Kebutuhan Jaminan yang Dapat Dipenuhi oleh Asuransi Jiwa
  1. Kebutuhan Pribadi, meliputi: penyediaan biaya-biaya hidup final seperti biaya yang berkaitan dengan kematian, biaya pembayaran tagihan berupa hutang atau pinjaman yang harus dilunasi; tunjangan keluarga; biaya pendidikan; dan uang pensiun. Selain itu, polis asuransi jiwa yang memiliki nilai tunai dapat digunakan sebagai tabungan maupun investasi.
  2. Kebutuhan Bisnis, seperti: insurance on key persons (asuransi untuk orang-orang penting dalam perusahaan); insurance on business owners (asuransi untuk pemilik bisnis); employee benefit (kesejahteraan karyawan) contohnya asuransi jiwa dan kesehatan kumpulan.

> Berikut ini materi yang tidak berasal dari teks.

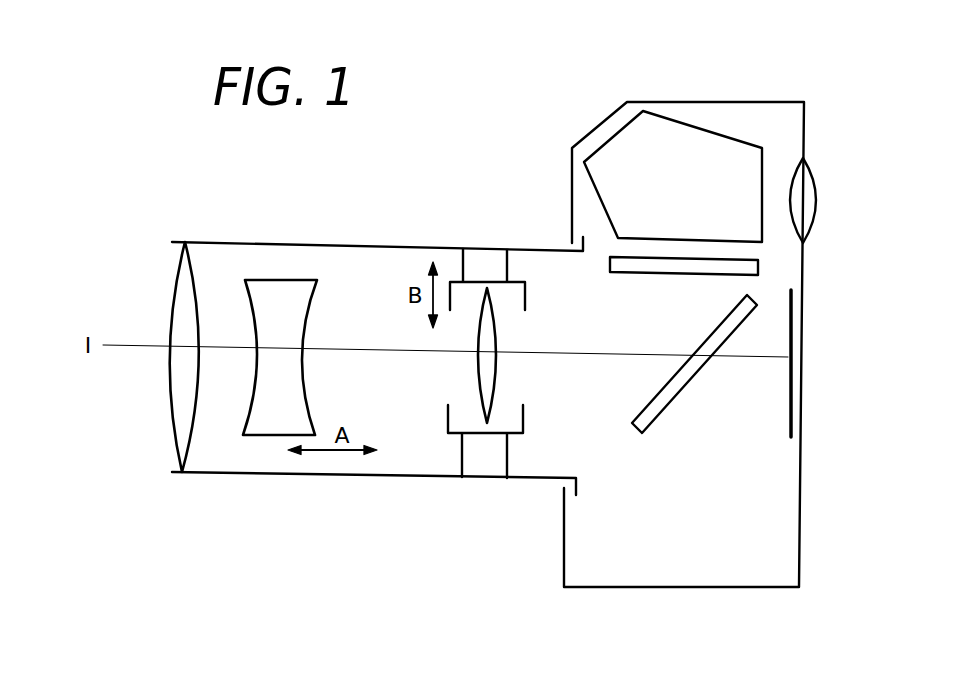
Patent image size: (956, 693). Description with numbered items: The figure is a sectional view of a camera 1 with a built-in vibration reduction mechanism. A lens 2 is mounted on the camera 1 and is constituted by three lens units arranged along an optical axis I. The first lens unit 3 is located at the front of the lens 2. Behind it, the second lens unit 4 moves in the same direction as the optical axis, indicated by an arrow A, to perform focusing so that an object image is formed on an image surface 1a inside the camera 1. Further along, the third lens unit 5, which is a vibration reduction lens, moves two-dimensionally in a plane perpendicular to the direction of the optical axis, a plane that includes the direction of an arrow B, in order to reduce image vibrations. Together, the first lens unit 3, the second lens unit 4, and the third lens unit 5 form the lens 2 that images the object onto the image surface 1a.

The camera 1 is at (690, 587).
The image surface 1a is at (791, 437).
The lens 2 is at (320, 258).
The first lens unit 3 is at (178, 452).
The second lens unit 4 is at (280, 430).
The third lens unit 5 is at (472, 400).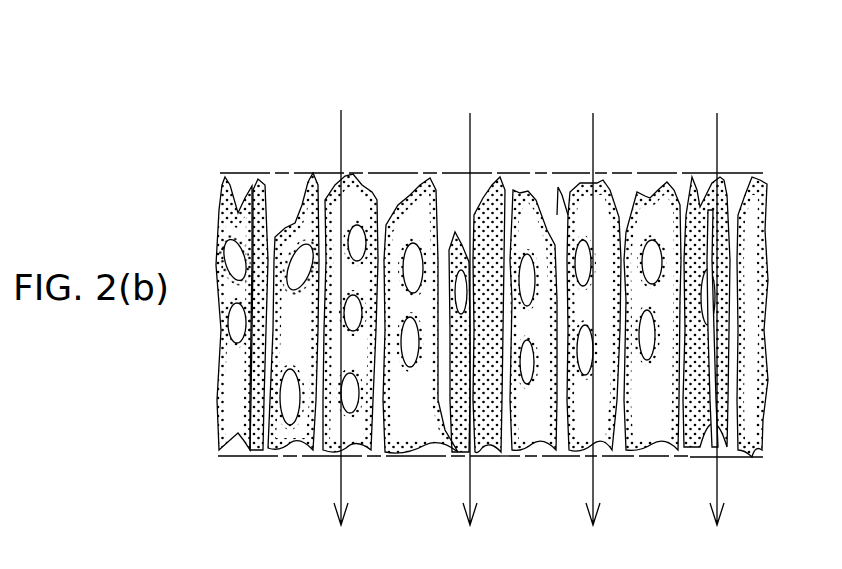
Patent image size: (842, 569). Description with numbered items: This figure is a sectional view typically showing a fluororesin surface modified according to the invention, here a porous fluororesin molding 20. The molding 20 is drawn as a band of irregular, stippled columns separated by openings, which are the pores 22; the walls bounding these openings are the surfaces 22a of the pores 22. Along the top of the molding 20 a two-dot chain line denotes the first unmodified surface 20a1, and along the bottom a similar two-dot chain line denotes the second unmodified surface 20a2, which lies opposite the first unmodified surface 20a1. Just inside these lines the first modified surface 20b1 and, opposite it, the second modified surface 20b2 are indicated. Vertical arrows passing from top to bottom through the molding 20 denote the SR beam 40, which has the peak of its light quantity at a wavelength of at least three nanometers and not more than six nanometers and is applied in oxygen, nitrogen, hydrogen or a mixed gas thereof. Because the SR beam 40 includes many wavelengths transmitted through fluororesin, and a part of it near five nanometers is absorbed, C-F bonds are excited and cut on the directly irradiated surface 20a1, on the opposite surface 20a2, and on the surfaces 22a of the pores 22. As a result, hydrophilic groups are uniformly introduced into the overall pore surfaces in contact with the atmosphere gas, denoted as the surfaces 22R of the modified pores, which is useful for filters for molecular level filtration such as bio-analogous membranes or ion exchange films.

The porous fluororesin molding 20 is at (762, 108).
The pores 22 is at (306, 170).
The surfaces of the pores 22a is at (378, 228).
The surfaces of modified pores 22R is at (248, 288).
The SR beam 40 is at (346, 128).
The first modified surface 20b1 is at (535, 173).
The second modified surface 20b2 is at (524, 458).
The first unmodified surface 20a1 is at (653, 173).
The second unmodified surface 20a2 is at (637, 460).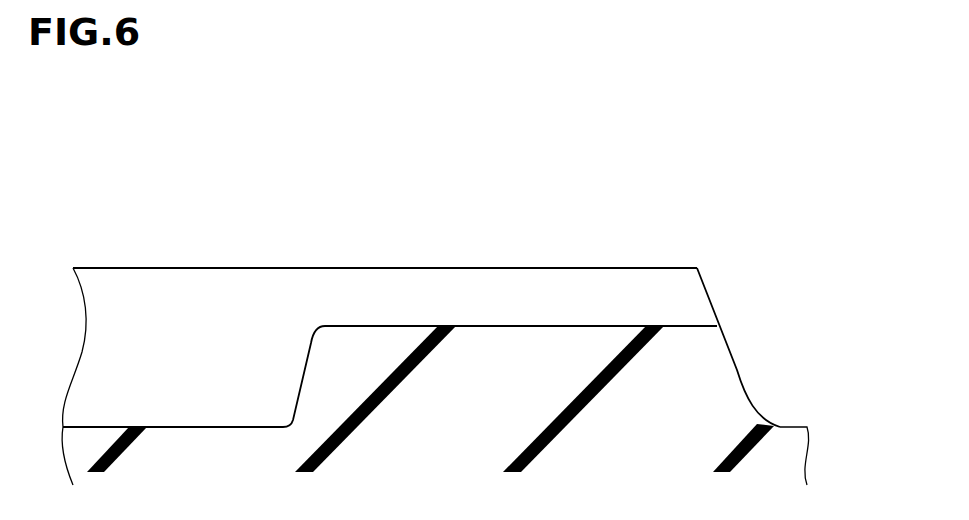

Pengantar dan Sejarah Asuransi Di Indonesia
Manusia dalam perjalanan kehidupan sehari-hari selalu dihadapkan pada berbagai peristiwa-peristiwa yang dapat terjadi dan peristiwa-peristiwa tadi, jika benar-benar terjadi, akan dapat menimbulkan dua macam dampak yaitu:

  1. Peristiwa tersebut membawa dampak yang menguntungkan atau baik, atau
  2. Peristiwa tersebut membawa dampak yang merugikan atau buruk.
Peristiwa atau risiko yang menimbulkan dampak yang merugikan dapat dialihkan kepada perusahaan asuransi, sehingga kerugian yang dialami atau diderita dapat diganti oleh perusahaan asuransi.

Asuransi yang pada mulanya sebagai suatu gagasan akan terpenuhinya kebutuhan proteksi, tumbuh dan berkembang terus sesuai dengan perkembangan kebutuhan manusia yang sejalan dengan tingkat perkembangan kebudayaan, sehingga sampai pada tingkat kemajuan ekonomi tertentu seperti sekarang ini dalam perkembangannya.

Asuransi bukan merupakan suatu pranata yang berdiri sendiri, akan tetapi merupakan bagian dari sejarah perdagangan dan pelayaran yang tumbuh dan berkembang seiring dengan perkembangan dan kebutuhan masyarakat bisnis dan non bisnis.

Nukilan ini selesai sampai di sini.